Heart developmental condition

In the developing heart, the atria are initially open to each other, with the opening known as the primary interatrial foramen or ostium primum (or interatrial foramen primum). The foramen lies beneath the edge of septum primum and the endocardial cushions. It progressively decreases in size as the septum grows downwards, and disappears with the formation of the atrial septum.

==Structure==
The foramen lies beneath the edge of septum primum and the endocardial cushions. It progressively decreases in size as the septum grows downwards, and disappears with the formation of the atrial septum.

==Closure==

The septum primum, a septum which grows down to separate the primitive atrium into the left atrium and right atrium, grows in size over the course of heart development.
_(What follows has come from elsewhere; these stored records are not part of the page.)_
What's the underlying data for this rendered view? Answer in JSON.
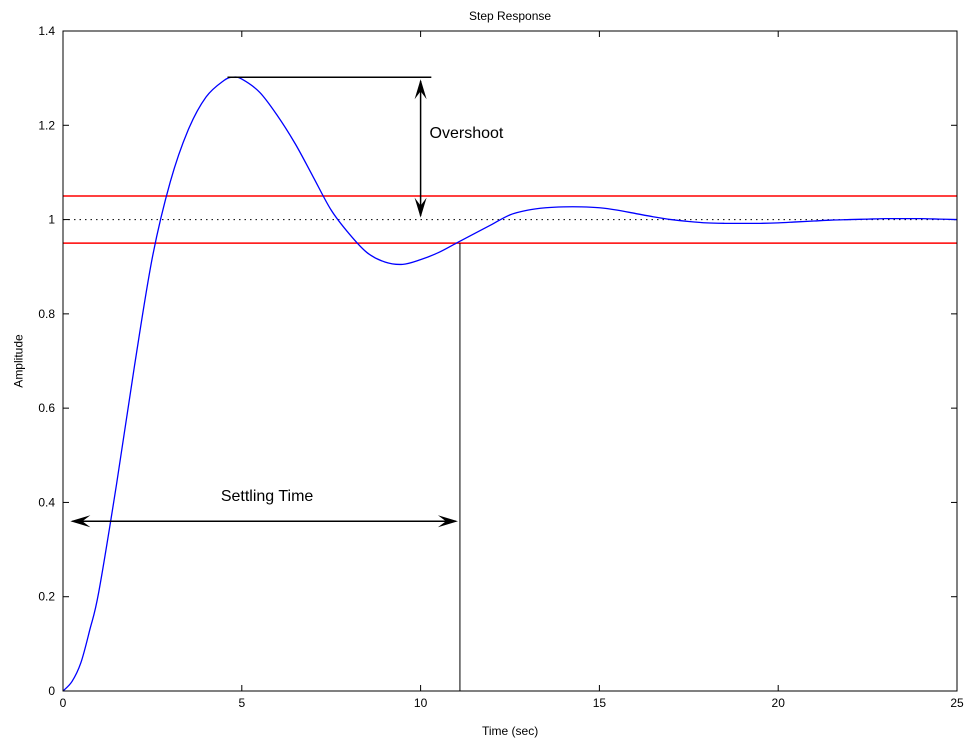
{
  "chart_data": {
    "type": "line",
    "title": "Step Response",
    "xlabel": "Time (sec)",
    "ylabel": "Amplitude",
    "xlim": [
      0,
      25
    ],
    "ylim": [
      0,
      1.4
    ],
    "x_ticks": [
      0,
      5,
      10,
      15,
      20,
      25
    ],
    "y_ticks": [
      0,
      0.2,
      0.4,
      0.6,
      0.8,
      1,
      1.2,
      1.4
    ],
    "x_tick_labels": [
      "0",
      "5",
      "10",
      "15",
      "20",
      "25"
    ],
    "y_tick_labels": [
      "0",
      "0.2",
      "0.4",
      "0.6",
      "0.8",
      "1",
      "1.2",
      "1.4"
    ],
    "grid": false,
    "series": [
      {
        "color": "#0000ff",
        "x": [
          0,
          0.25,
          0.5,
          0.75,
          1,
          1.5,
          2,
          2.5,
          3,
          3.5,
          4,
          4.5,
          4.75,
          5,
          5.5,
          6,
          6.5,
          7,
          7.5,
          8,
          8.5,
          9,
          9.5,
          10,
          10.5,
          11,
          11.5,
          12,
          12.5,
          13,
          13.5,
          14,
          14.5,
          15,
          15.5,
          16,
          16.5,
          17,
          17.5,
          18,
          18.5,
          19,
          19.5,
          20,
          20.5,
          21,
          21.5,
          22,
          22.5,
          23,
          23.5,
          24,
          24.5,
          25
        ],
        "y": [
          0,
          0.02,
          0.06,
          0.13,
          0.21,
          0.44,
          0.69,
          0.92,
          1.08,
          1.19,
          1.26,
          1.295,
          1.302,
          1.298,
          1.27,
          1.22,
          1.16,
          1.09,
          1.02,
          0.97,
          0.93,
          0.91,
          0.905,
          0.915,
          0.93,
          0.95,
          0.97,
          0.99,
          1.01,
          1.02,
          1.025,
          1.027,
          1.027,
          1.025,
          1.02,
          1.013,
          1.006,
          1.0,
          0.996,
          0.993,
          0.992,
          0.992,
          0.992,
          0.993,
          0.995,
          0.997,
          0.999,
          1.0,
          1.001,
          1.002,
          1.002,
          1.002,
          1.001,
          1.0
        ]
      }
    ],
    "reference_lines": [
      {
        "y": 1.05,
        "color": "#ff0000",
        "style": "solid"
      },
      {
        "y": 0.95,
        "color": "#ff0000",
        "style": "solid"
      },
      {
        "y": 1.0,
        "color": "#000000",
        "style": "dotted"
      }
    ],
    "annotations": [
      {
        "text": "Overshoot",
        "x": 10.25,
        "y": 1.18
      },
      {
        "text": "Settling Time",
        "x": 5.7,
        "y": 0.41
      }
    ],
    "overshoot_arrow": {
      "x": 10.0,
      "y_top": 1.302,
      "y_bottom": 1.0,
      "peak_line_x": [
        4.6,
        10.3
      ]
    },
    "settling_arrow": {
      "y": 0.36,
      "x_start": 0.15,
      "x_end": 11.1
    },
    "settling_line": {
      "x": 11.1,
      "y_top": 0.95,
      "y_bottom": 0
    }
  }
}
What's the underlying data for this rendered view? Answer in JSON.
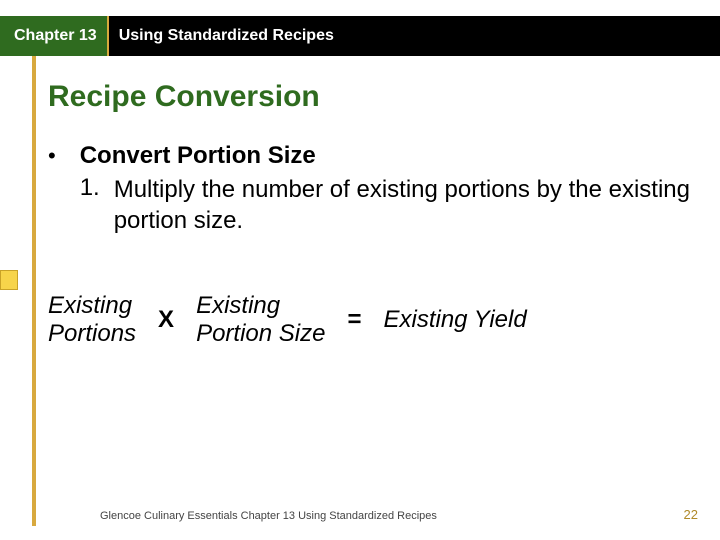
{
  "header": {
    "chapter_label": "Chapter 13",
    "chapter_title": "Using Standardized Recipes"
  },
  "colors": {
    "accent_green": "#2f6b1f",
    "accent_gold": "#d8a93e",
    "tab_yellow": "#f7d44a",
    "header_bg": "#000000"
  },
  "slide_title": "Recipe Conversion",
  "bullet": {
    "marker": "•",
    "heading": "Convert Portion Size",
    "step_number": "1.",
    "step_text": "Multiply the number of existing portions by the existing portion size."
  },
  "equation": {
    "term1_line1": "Existing",
    "term1_line2": "Portions",
    "op1": "X",
    "term2_line1": "Existing",
    "term2_line2": "Portion Size",
    "op2": "=",
    "term3": "Existing Yield"
  },
  "footer": {
    "source": "Glencoe Culinary Essentials Chapter 13 Using Standardized Recipes",
    "page": "22"
  }
}
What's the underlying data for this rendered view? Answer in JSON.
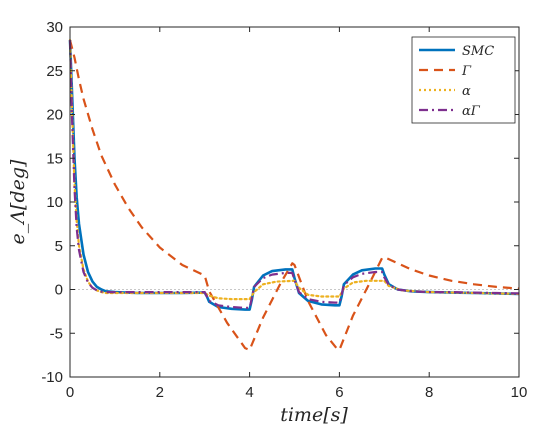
{
  "chart_data": {
    "type": "line",
    "title": "",
    "xlabel": "time[s]",
    "ylabel": "e_Λ[deg]",
    "xlim": [
      0,
      10
    ],
    "ylim": [
      -10,
      30
    ],
    "xticks": [
      "0",
      "2",
      "4",
      "6",
      "8",
      "10"
    ],
    "yticks": [
      "-10",
      "-5",
      "0",
      "5",
      "10",
      "15",
      "20",
      "25",
      "30"
    ],
    "legend_position": "top-right",
    "grid": false,
    "series": [
      {
        "name": "SMC",
        "color": "#0072BD",
        "style": "solid",
        "x": [
          0,
          0.05,
          0.1,
          0.15,
          0.2,
          0.3,
          0.4,
          0.5,
          0.6,
          0.7,
          0.8,
          1.0,
          1.5,
          2.0,
          2.5,
          3.0,
          3.05,
          3.1,
          3.3,
          3.6,
          3.9,
          4.0,
          4.05,
          4.1,
          4.3,
          4.5,
          4.8,
          4.95,
          5.0,
          5.1,
          5.3,
          5.6,
          5.9,
          6.0,
          6.05,
          6.1,
          6.3,
          6.5,
          6.8,
          6.95,
          7.0,
          7.1,
          7.3,
          7.6,
          8.0,
          8.5,
          9.0,
          9.5,
          10.0
        ],
        "y": [
          28.5,
          22.0,
          15.0,
          10.5,
          7.5,
          4.0,
          2.0,
          0.9,
          0.3,
          0.0,
          -0.2,
          -0.3,
          -0.4,
          -0.4,
          -0.4,
          -0.35,
          -0.8,
          -1.4,
          -2.0,
          -2.2,
          -2.3,
          -2.3,
          -1.2,
          0.3,
          1.6,
          2.1,
          2.3,
          2.3,
          1.3,
          -0.4,
          -1.3,
          -1.7,
          -1.8,
          -1.8,
          -0.8,
          0.6,
          1.7,
          2.2,
          2.4,
          2.4,
          1.7,
          0.6,
          0.0,
          -0.2,
          -0.3,
          -0.35,
          -0.4,
          -0.45,
          -0.5
        ]
      },
      {
        "name": "Γ",
        "color": "#D95319",
        "style": "dashed",
        "x": [
          0,
          0.1,
          0.2,
          0.3,
          0.5,
          0.7,
          1.0,
          1.3,
          1.6,
          2.0,
          2.5,
          3.0,
          3.1,
          3.5,
          3.9,
          4.0,
          4.3,
          4.7,
          4.95,
          5.0,
          5.3,
          5.7,
          5.95,
          6.0,
          6.3,
          6.7,
          6.95,
          7.0,
          7.3,
          7.6,
          8.0,
          8.5,
          9.0,
          9.5,
          10.0
        ],
        "y": [
          28.5,
          26.5,
          24.0,
          21.8,
          18.3,
          15.3,
          12.0,
          9.3,
          7.1,
          4.8,
          2.8,
          1.6,
          -0.2,
          -3.8,
          -6.7,
          -6.9,
          -3.2,
          0.8,
          3.0,
          2.8,
          -1.3,
          -5.2,
          -6.8,
          -6.9,
          -3.0,
          1.0,
          3.6,
          3.7,
          3.0,
          2.3,
          1.6,
          1.0,
          0.6,
          0.3,
          0.1
        ]
      },
      {
        "name": "α",
        "color": "#EDB120",
        "style": "dotted",
        "x": [
          0,
          0.05,
          0.1,
          0.15,
          0.2,
          0.3,
          0.4,
          0.5,
          0.6,
          0.7,
          0.8,
          1.0,
          1.5,
          2.0,
          2.5,
          3.0,
          3.1,
          3.3,
          3.6,
          4.0,
          4.1,
          4.3,
          4.6,
          5.0,
          5.1,
          5.3,
          5.6,
          6.0,
          6.1,
          6.3,
          6.6,
          7.0,
          7.1,
          7.4,
          8.0,
          9.0,
          10.0
        ],
        "y": [
          28.5,
          20.0,
          12.0,
          7.8,
          5.0,
          2.3,
          0.9,
          0.2,
          -0.1,
          -0.3,
          -0.4,
          -0.4,
          -0.4,
          -0.4,
          -0.4,
          -0.4,
          -0.7,
          -1.0,
          -1.1,
          -1.1,
          -0.3,
          0.6,
          0.9,
          1.0,
          0.2,
          -0.6,
          -0.8,
          -0.8,
          0.1,
          0.8,
          1.0,
          1.0,
          0.4,
          -0.1,
          -0.3,
          -0.4,
          -0.5
        ]
      },
      {
        "name": "αΓ",
        "color": "#7E2F8E",
        "style": "dashdot",
        "x": [
          0,
          0.05,
          0.1,
          0.15,
          0.2,
          0.3,
          0.4,
          0.5,
          0.6,
          0.7,
          0.8,
          1.0,
          1.5,
          2.0,
          2.5,
          3.0,
          3.05,
          3.1,
          3.3,
          3.6,
          3.9,
          4.0,
          4.05,
          4.1,
          4.3,
          4.5,
          4.8,
          4.95,
          5.0,
          5.1,
          5.3,
          5.6,
          5.9,
          6.0,
          6.05,
          6.1,
          6.3,
          6.5,
          6.8,
          6.95,
          7.0,
          7.1,
          7.3,
          7.6,
          8.0,
          8.5,
          9.0,
          9.5,
          10.0
        ],
        "y": [
          28.5,
          19.0,
          11.5,
          7.0,
          4.5,
          2.0,
          0.8,
          0.2,
          -0.1,
          -0.25,
          -0.3,
          -0.3,
          -0.3,
          -0.3,
          -0.3,
          -0.3,
          -0.8,
          -1.3,
          -1.8,
          -2.0,
          -2.1,
          -2.1,
          -1.0,
          0.3,
          1.3,
          1.7,
          1.9,
          1.9,
          1.1,
          -0.3,
          -1.1,
          -1.4,
          -1.5,
          -1.5,
          -0.6,
          0.5,
          1.4,
          1.8,
          2.0,
          2.0,
          1.4,
          0.5,
          0.0,
          -0.2,
          -0.3,
          -0.3,
          -0.35,
          -0.4,
          -0.45
        ]
      }
    ]
  }
}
The primary interatrial foramen is the gap between the septum primum and the septum intermedium, which gets progressively smaller until it closes.

==Clinical significance==
Failure of the septum primum to fuse with the endocardial cushion can lead to an ostium primum atrial septal defect. This is the second most common type of atrial septal defect and is commonly seen in Down syndrome. Typically, this defect will cause a shunt to occur from the left atrium to the right atrium. Children born with this condition may be asymptomatic, however, over time pulmonary hypertension and the resulting hypertrophy of the right side of the heart will lead to a reversal of this shunt. This reversal is called Eisenmenger syndrome.